Après avoir subi plus de 600 pertes à la Freeman's Farm, la position de Burgoyne continue de s'aggraver. Envoyé au lieutenant-général sir Henry Clinton à New York pour lui demander de l'aide, il apprit bientôt qu'il n'en restait aucune. Burgoyne manqua d'hommes et de ravitaillement et résolut de reprendre la bataille le 4 octobre. Sortis trois jours plus tard, les Britanniques attaquèrent les positions américaines à la bataille de Bemis Heights. Rencontrant une forte résistance, l’avancée s’est vite enlisée. S'arrêtant au siège, Arnold partit finalement contre les souhaits de Gates et roula au son des fusils. Aidant sur plusieurs parties du champ de bataille, il mena une contre-attaque réussie contre les fortifications britanniques avant d'être blessé à la jambe.

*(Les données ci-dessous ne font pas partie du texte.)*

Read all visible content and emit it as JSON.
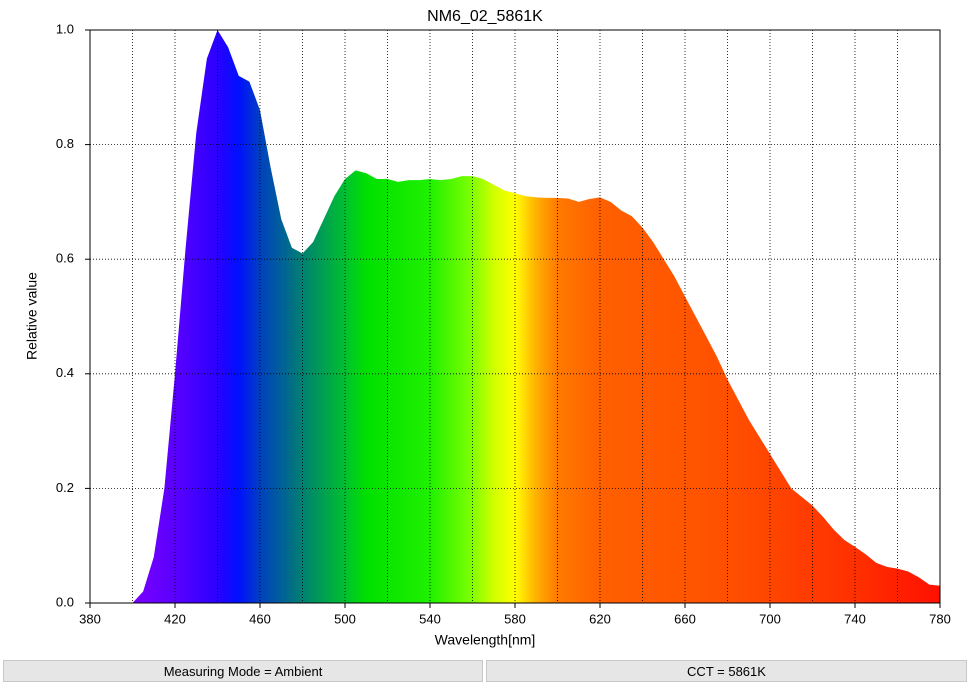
{
  "chart_data": {
    "type": "area",
    "title": "NM6_02_5861K",
    "xlabel": "Wavelength[nm]",
    "ylabel": "Relative value",
    "x": [
      400,
      405,
      410,
      415,
      420,
      425,
      430,
      435,
      440,
      445,
      450,
      455,
      460,
      465,
      470,
      475,
      480,
      485,
      490,
      495,
      500,
      505,
      510,
      515,
      520,
      525,
      530,
      535,
      540,
      545,
      550,
      555,
      560,
      565,
      570,
      575,
      580,
      585,
      590,
      595,
      600,
      605,
      610,
      615,
      620,
      625,
      630,
      635,
      640,
      645,
      650,
      655,
      660,
      665,
      670,
      675,
      680,
      685,
      690,
      695,
      700,
      705,
      710,
      715,
      720,
      725,
      730,
      735,
      740,
      745,
      750,
      755,
      760,
      765,
      770,
      775,
      780
    ],
    "values": [
      0.0,
      0.02,
      0.08,
      0.2,
      0.4,
      0.62,
      0.82,
      0.95,
      1.0,
      0.97,
      0.92,
      0.91,
      0.86,
      0.76,
      0.67,
      0.62,
      0.61,
      0.63,
      0.67,
      0.71,
      0.74,
      0.755,
      0.75,
      0.74,
      0.74,
      0.735,
      0.738,
      0.738,
      0.74,
      0.738,
      0.74,
      0.745,
      0.745,
      0.74,
      0.73,
      0.72,
      0.715,
      0.71,
      0.708,
      0.707,
      0.707,
      0.706,
      0.7,
      0.705,
      0.708,
      0.7,
      0.685,
      0.675,
      0.655,
      0.63,
      0.6,
      0.57,
      0.535,
      0.5,
      0.465,
      0.43,
      0.39,
      0.355,
      0.32,
      0.29,
      0.26,
      0.23,
      0.2,
      0.185,
      0.17,
      0.15,
      0.128,
      0.11,
      0.098,
      0.085,
      0.07,
      0.063,
      0.06,
      0.055,
      0.045,
      0.032,
      0.03
    ],
    "gradient": [
      {
        "x": 400,
        "color": "#7a00ff"
      },
      {
        "x": 420,
        "color": "#5a00ff"
      },
      {
        "x": 440,
        "color": "#2a00ff"
      },
      {
        "x": 450,
        "color": "#0010ff"
      },
      {
        "x": 460,
        "color": "#0040c0"
      },
      {
        "x": 480,
        "color": "#008070"
      },
      {
        "x": 500,
        "color": "#00c030"
      },
      {
        "x": 510,
        "color": "#00e000"
      },
      {
        "x": 540,
        "color": "#20f000"
      },
      {
        "x": 560,
        "color": "#80ff00"
      },
      {
        "x": 570,
        "color": "#d0ff00"
      },
      {
        "x": 580,
        "color": "#ffff00"
      },
      {
        "x": 590,
        "color": "#ffb000"
      },
      {
        "x": 600,
        "color": "#ff7a00"
      },
      {
        "x": 620,
        "color": "#ff6000"
      },
      {
        "x": 680,
        "color": "#ff5000"
      },
      {
        "x": 740,
        "color": "#ff3000"
      },
      {
        "x": 780,
        "color": "#ff1000"
      }
    ],
    "xlim": [
      380,
      780
    ],
    "xticks": [
      380,
      420,
      460,
      500,
      540,
      580,
      620,
      660,
      700,
      740,
      780
    ],
    "x_grid": [
      400,
      420,
      440,
      460,
      480,
      500,
      520,
      540,
      560,
      580,
      600,
      620,
      640,
      660,
      680,
      700,
      720,
      740,
      760
    ],
    "ylim": [
      0,
      1
    ],
    "yticks": [
      {
        "value": 0,
        "label": "0.0"
      },
      0.2,
      0.4,
      0.6,
      0.8,
      {
        "value": 1,
        "label": "1.0"
      }
    ],
    "grid": true
  },
  "footer": {
    "mode": "Measuring Mode = Ambient",
    "cct": "CCT = 5861K"
  }
}
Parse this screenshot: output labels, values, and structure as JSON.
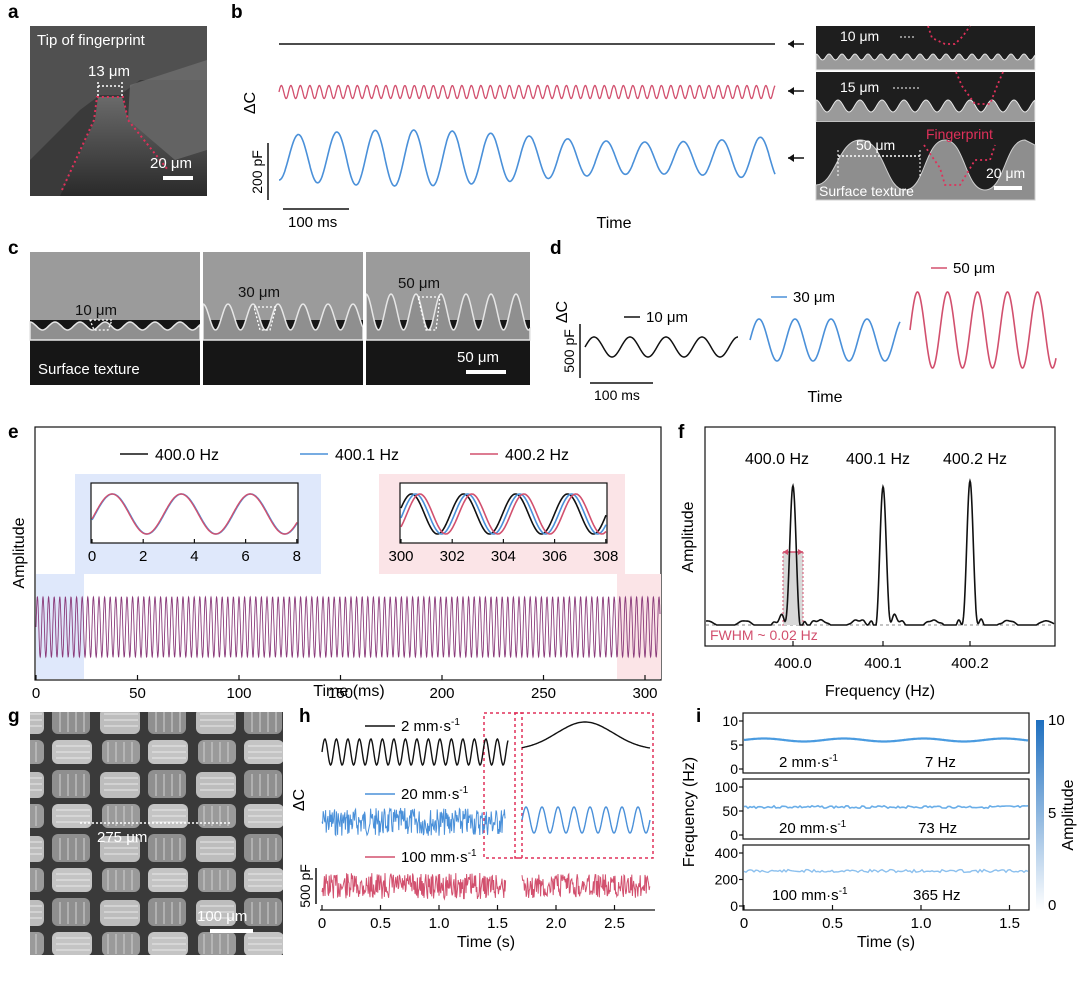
{
  "colors": {
    "black": "#111111",
    "blue": "#4a90d9",
    "red": "#d2506e",
    "pinkdash": "#e0305a",
    "bluebox": "#dfe8fb",
    "pinkbox": "#fbe4e7",
    "sem_dark": "#2b2b2b"
  },
  "panels": {
    "a": "a",
    "b": "b",
    "c": "c",
    "d": "d",
    "e": "e",
    "f": "f",
    "g": "g",
    "h": "h",
    "i": "i"
  },
  "a": {
    "title": "Tip of fingerprint",
    "width_label": "13 μm",
    "scale_label": "20 μm"
  },
  "b": {
    "delta_label": "ΔC",
    "scale_label": "200 pF",
    "time_scale": "100 ms",
    "xlabel": "Time",
    "insets": [
      {
        "label": "10 μm"
      },
      {
        "label": "15 μm"
      },
      {
        "label": "50 μm",
        "fingerprint": "Fingerprint",
        "texture": "Surface texture",
        "scale": "20 μm"
      }
    ]
  },
  "c": {
    "labels": [
      "10 μm",
      "30 μm",
      "50 μm"
    ],
    "texture": "Surface texture",
    "scale": "50 μm"
  },
  "d": {
    "delta_label": "ΔC",
    "scale_label": "500 pF",
    "time_scale": "100 ms",
    "xlabel": "Time",
    "legend": [
      "10 μm",
      "30 μm",
      "50 μm"
    ]
  },
  "e": {
    "ylabel": "Amplitude",
    "xlabel": "Time (ms)",
    "legend": [
      "400.0 Hz",
      "400.1 Hz",
      "400.2 Hz"
    ],
    "xticks": [
      "0",
      "50",
      "100",
      "150",
      "200",
      "250",
      "300"
    ],
    "inset1_ticks": [
      "0",
      "2",
      "4",
      "6",
      "8"
    ],
    "inset2_ticks": [
      "300",
      "302",
      "304",
      "306",
      "308"
    ]
  },
  "f": {
    "ylabel": "Amplitude",
    "xlabel": "Frequency (Hz)",
    "peaks": [
      "400.0 Hz",
      "400.1 Hz",
      "400.2 Hz"
    ],
    "xticks": [
      "400.0",
      "400.1",
      "400.2"
    ],
    "fwhm": "FWHM ~ 0.02 Hz"
  },
  "g": {
    "label": "275 μm",
    "scale": "100 μm"
  },
  "h": {
    "delta_label": "ΔC",
    "scale_label": "500 pF",
    "xlabel": "Time (s)",
    "xticks": [
      "0",
      "0.5",
      "1.0",
      "1.5",
      "2.0",
      "2.5"
    ],
    "series": [
      {
        "name": "2 mm·s"
      },
      {
        "name": "20 mm·s"
      },
      {
        "name": "100 mm·s"
      }
    ],
    "sup": "-1"
  },
  "i": {
    "ylabel": "Frequency (Hz)",
    "xlabel": "Time (s)",
    "cbar_label": "Amplitude",
    "cbar_ticks": [
      "10",
      "5",
      "0"
    ],
    "xticks": [
      "0",
      "0.5",
      "1.0",
      "1.5"
    ],
    "rows": [
      {
        "speed": "2 mm·s",
        "freq": "7 Hz",
        "yticks": [
          "10",
          "5",
          "0"
        ]
      },
      {
        "speed": "20 mm·s",
        "freq": "73 Hz",
        "yticks": [
          "100",
          "50",
          "0"
        ]
      },
      {
        "speed": "100 mm·s",
        "freq": "365 Hz",
        "yticks": [
          "400",
          "200",
          "0"
        ]
      }
    ]
  }
}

Burgoyne tente maintenant de se replier vers le nord en direction du Fort Ticonderoga dans la nuit du 8 au 14 octobre. Bloqué par Gates, ses ressources diminuent, il décide d'ouvrir des négociations avec les Américains. Bien qu'il ait initialement exigé une reddition sans condition, Gates accepta un traité de convention en vertu duquel les hommes de Burgoyne seraient emmenés à Boston comme prisonniers et autorisés à retourner en Angleterre à condition qu'ils ne se battent plus en Amérique du Nord. Le 17 octobre, Burgoyne a rendu ses 5 791 hommes restants. Le Congrès, mécontent des conditions offertes par Gates, a annulé l'accord et les hommes de Burgoyne ont été placés dans des camps de prisonniers autour des colonies pour le reste de la guerre. La victoire à Saratoga s'est avérée essentielle pour la conclusion d'un traité d'alliance avec la France.